On 17/05/18 14:23, Daniel Tryba wrote:
I noticed the same problem (most important with multiple registrars I didn't like paritioning logic) and my solution was to send my own OPTIONS.
We have it running with multiple (3) registrars that replicate with dmq usrloc, works perfectly so far for us.
In your favorite scripting language, select all location entries and construct an OPTIONS and send that directly to the correct proxy with a preloaded Route (based on Path headers inserted on the proxy). In the response I defined a valid reply as a response code other than 408 and below 500.
I'm not sure I'm following your logic here. The registrars with nathelper loaded are already doing what you describe above. They are actually sending the options keepalive using path from the location/registrar module. The options messages are getting to the ua's and that part is working as intended.
The part we're having an issue with is when we enable the keepalive_timeout module parameter. My understanding is that with this module parameter enabled, if a ua is sent a keepalive message and nathelper does *not* recieve a response back from the client after predefined number of attempts, then nathelper will flush the contact from location as it deems it as "down".
When the options message is sent via the correct proxy to a ua that is "down", the proxy retransmits the options 3 - 4 times to the ua, and because the ua does not respond (its down), kamailio generates a 408 Request Timeout response back to the registrar for that keepalive request. The behaviour of the proxy is expected behaviour under normal conditions, however, it causes an issue with this sceanrio in that the 408 generated by the proxy and sent back to the registrar is interpreted by the nathelper module as a successfull response from the ua and therefor does not remove the contact from the location table, even though the request had timed out.

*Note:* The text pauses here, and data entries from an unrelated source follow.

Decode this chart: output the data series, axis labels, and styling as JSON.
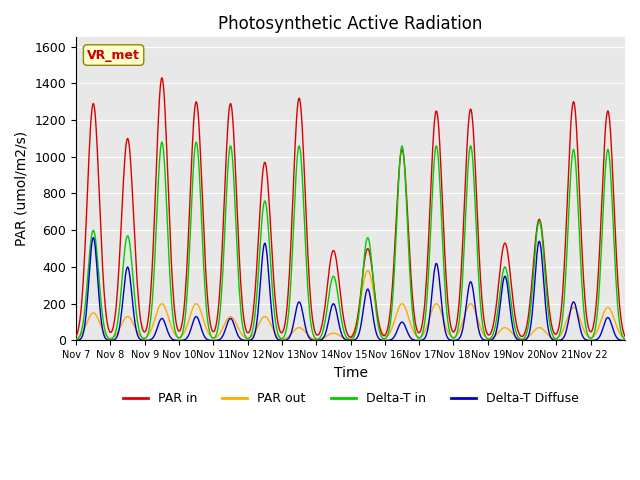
{
  "title": "Photosynthetic Active Radiation",
  "xlabel": "Time",
  "ylabel": "PAR (umol/m2/s)",
  "ylim": [
    0,
    1650
  ],
  "yticks": [
    0,
    200,
    400,
    600,
    800,
    1000,
    1200,
    1400,
    1600
  ],
  "legend_labels": [
    "PAR in",
    "PAR out",
    "Delta-T in",
    "Delta-T Diffuse"
  ],
  "legend_colors": [
    "#dd0000",
    "#ffaa00",
    "#00cc00",
    "#0000cc"
  ],
  "annotation_text": "VR_met",
  "annotation_color": "#cc0000",
  "annotation_bg": "#ffffcc",
  "background_color": "#e8e8e8",
  "n_days": 16,
  "points_per_day": 48,
  "color_par_in": "#dd0000",
  "color_par_out": "#ffaa00",
  "color_delta_t": "#00cc00",
  "color_delta_t_diff": "#0000cc",
  "day_labels": [
    "Nov 7",
    "Nov 8",
    "Nov 9",
    "Nov 10",
    "Nov 11",
    "Nov 12",
    "Nov 13",
    "Nov 14",
    "Nov 15",
    "Nov 16",
    "Nov 17",
    "Nov 18",
    "Nov 19",
    "Nov 20",
    "Nov 21",
    "Nov 22"
  ],
  "par_in_peaks": [
    1290,
    1100,
    1430,
    1300,
    1290,
    970,
    1320,
    490,
    500,
    1040,
    1250,
    1260,
    530,
    660,
    1300,
    1250
  ],
  "par_out_peaks": [
    150,
    130,
    200,
    200,
    130,
    130,
    70,
    40,
    380,
    200,
    200,
    200,
    70,
    70,
    180,
    180
  ],
  "delta_t_peaks": [
    600,
    570,
    1080,
    1080,
    1060,
    760,
    1060,
    350,
    560,
    1060,
    1060,
    1060,
    400,
    650,
    1040,
    1040
  ],
  "delta_t_diff_peaks": [
    560,
    400,
    120,
    130,
    120,
    530,
    210,
    200,
    280,
    100,
    420,
    320,
    350,
    540,
    210,
    125
  ]
}
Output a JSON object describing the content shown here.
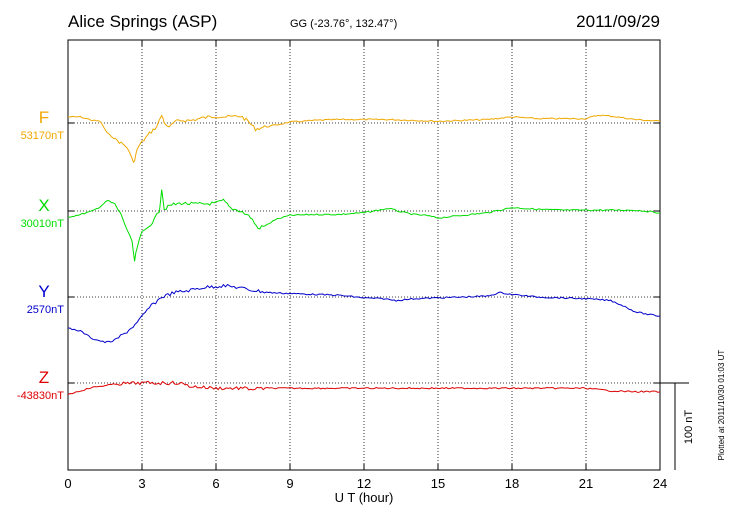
{
  "header": {
    "station": "Alice Springs (ASP)",
    "coords": "GG (-23.76°, 132.47°)",
    "date": "2011/09/29"
  },
  "scale_label": "100 nT",
  "plotted_note": "Plotted at 2011/10/30 01:03 UT",
  "colors": {
    "F": "#f0a800",
    "X": "#00dd00",
    "Y": "#0000cc",
    "Z": "#dd0000"
  },
  "chart_data": {
    "type": "line",
    "title": "Alice Springs (ASP)",
    "xlabel": "U T (hour)",
    "ylabel": "",
    "xlim": [
      0,
      24
    ],
    "xticks": [
      "0",
      "3",
      "6",
      "9",
      "12",
      "15",
      "18",
      "21",
      "24"
    ],
    "grid": true,
    "scale_bar_nT": 100,
    "series": [
      {
        "name": "F",
        "baseline_label": "53170nT",
        "baseline": 53170,
        "points": [
          [
            0,
            53177
          ],
          [
            0.5,
            53177
          ],
          [
            1.0,
            53173
          ],
          [
            1.3,
            53172
          ],
          [
            1.6,
            53158
          ],
          [
            2.0,
            53150
          ],
          [
            2.4,
            53142
          ],
          [
            2.6,
            53128
          ],
          [
            2.7,
            53126
          ],
          [
            2.8,
            53140
          ],
          [
            3.0,
            53148
          ],
          [
            3.3,
            53158
          ],
          [
            3.6,
            53166
          ],
          [
            3.8,
            53179
          ],
          [
            3.9,
            53171
          ],
          [
            4.1,
            53164
          ],
          [
            4.3,
            53171
          ],
          [
            4.6,
            53173
          ],
          [
            5.0,
            53173
          ],
          [
            5.5,
            53176
          ],
          [
            6.0,
            53178
          ],
          [
            6.5,
            53177
          ],
          [
            7.0,
            53178
          ],
          [
            7.3,
            53172
          ],
          [
            7.6,
            53163
          ],
          [
            7.9,
            53165
          ],
          [
            8.3,
            53167
          ],
          [
            9.0,
            53171
          ],
          [
            10,
            53173
          ],
          [
            11,
            53174
          ],
          [
            12,
            53174
          ],
          [
            13,
            53174
          ],
          [
            14,
            53173
          ],
          [
            15,
            53172
          ],
          [
            16,
            53173
          ],
          [
            17,
            53174
          ],
          [
            18,
            53177
          ],
          [
            19,
            53175
          ],
          [
            20,
            53175
          ],
          [
            21,
            53175
          ],
          [
            21.5,
            53179
          ],
          [
            22,
            53178
          ],
          [
            23,
            53174
          ],
          [
            24,
            53172
          ]
        ]
      },
      {
        "name": "X",
        "baseline_label": "30010nT",
        "baseline": 30010,
        "points": [
          [
            0,
            30003
          ],
          [
            0.5,
            30006
          ],
          [
            1.0,
            30010
          ],
          [
            1.3,
            30015
          ],
          [
            1.6,
            30022
          ],
          [
            1.9,
            30018
          ],
          [
            2.2,
            30003
          ],
          [
            2.4,
            29988
          ],
          [
            2.6,
            29973
          ],
          [
            2.7,
            29952
          ],
          [
            2.8,
            29968
          ],
          [
            3.0,
            29985
          ],
          [
            3.2,
            29990
          ],
          [
            3.5,
            30000
          ],
          [
            3.7,
            30010
          ],
          [
            3.8,
            30036
          ],
          [
            3.9,
            30012
          ],
          [
            4.2,
            30017
          ],
          [
            4.6,
            30019
          ],
          [
            5.0,
            30018
          ],
          [
            5.5,
            30018
          ],
          [
            6.0,
            30019
          ],
          [
            6.3,
            30022
          ],
          [
            6.6,
            30013
          ],
          [
            7.0,
            30010
          ],
          [
            7.4,
            30003
          ],
          [
            7.7,
            29990
          ],
          [
            8.0,
            29993
          ],
          [
            8.4,
            30000
          ],
          [
            9.0,
            30005
          ],
          [
            10,
            30006
          ],
          [
            11,
            30006
          ],
          [
            12,
            30008
          ],
          [
            13,
            30013
          ],
          [
            13.5,
            30009
          ],
          [
            14,
            30006
          ],
          [
            14.5,
            30005
          ],
          [
            15,
            30002
          ],
          [
            16,
            30005
          ],
          [
            17,
            30008
          ],
          [
            18,
            30014
          ],
          [
            19,
            30012
          ],
          [
            20,
            30011
          ],
          [
            21,
            30011
          ],
          [
            22,
            30011
          ],
          [
            23,
            30011
          ],
          [
            24,
            30008
          ]
        ]
      },
      {
        "name": "Y",
        "baseline_label": "2570nT",
        "baseline": 2570,
        "points": [
          [
            0,
            2534
          ],
          [
            0.5,
            2531
          ],
          [
            1.0,
            2522
          ],
          [
            1.5,
            2518
          ],
          [
            1.8,
            2519
          ],
          [
            2.3,
            2528
          ],
          [
            2.8,
            2540
          ],
          [
            3.3,
            2558
          ],
          [
            3.8,
            2570
          ],
          [
            4.3,
            2575
          ],
          [
            4.8,
            2577
          ],
          [
            5.5,
            2581
          ],
          [
            6.3,
            2583
          ],
          [
            6.9,
            2581
          ],
          [
            7.4,
            2578
          ],
          [
            8.2,
            2575
          ],
          [
            9.0,
            2574
          ],
          [
            10,
            2573
          ],
          [
            11,
            2572
          ],
          [
            12,
            2569
          ],
          [
            12.8,
            2568
          ],
          [
            13.3,
            2566
          ],
          [
            14,
            2568
          ],
          [
            15,
            2569
          ],
          [
            16,
            2570
          ],
          [
            17,
            2571
          ],
          [
            17.5,
            2575
          ],
          [
            18,
            2573
          ],
          [
            19,
            2570
          ],
          [
            20,
            2569
          ],
          [
            21,
            2568
          ],
          [
            22,
            2566
          ],
          [
            22.5,
            2560
          ],
          [
            23,
            2553
          ],
          [
            23.5,
            2550
          ],
          [
            24,
            2548
          ]
        ]
      },
      {
        "name": "Z",
        "baseline_label": "-43830nT",
        "baseline": -43830,
        "points": [
          [
            0,
            -43843
          ],
          [
            0.5,
            -43839
          ],
          [
            1.0,
            -43835
          ],
          [
            2.0,
            -43831
          ],
          [
            3.0,
            -43830
          ],
          [
            4.0,
            -43830
          ],
          [
            4.5,
            -43830
          ],
          [
            5.0,
            -43834
          ],
          [
            6.0,
            -43836
          ],
          [
            7.0,
            -43836
          ],
          [
            7.5,
            -43837
          ],
          [
            8.0,
            -43836
          ],
          [
            9,
            -43836
          ],
          [
            10,
            -43836
          ],
          [
            12,
            -43836
          ],
          [
            14,
            -43836
          ],
          [
            16,
            -43836
          ],
          [
            18,
            -43836
          ],
          [
            19,
            -43836
          ],
          [
            20,
            -43836
          ],
          [
            21,
            -43836
          ],
          [
            22,
            -43839
          ],
          [
            23,
            -43840
          ],
          [
            24,
            -43840
          ]
        ]
      }
    ]
  }
}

Are you saying that you manualy remove your contacts from the database using your custom script based on the responses back? We are currently running in memory only mode, so it makes it a little more difficult.
I think what would be nice is if nathelper had a similar option to what dispatcher has, in the sense that you could defined, via module parameter, what response code would be deemed as a "failure" in contacting the ua, that way, in this scenario, we could say that a 408 timeout should be considered as identicle to a non-response from the ua.
I cant think of how to disable sending these 408 from the proxy for these specific types of messages, or, if this is even possible.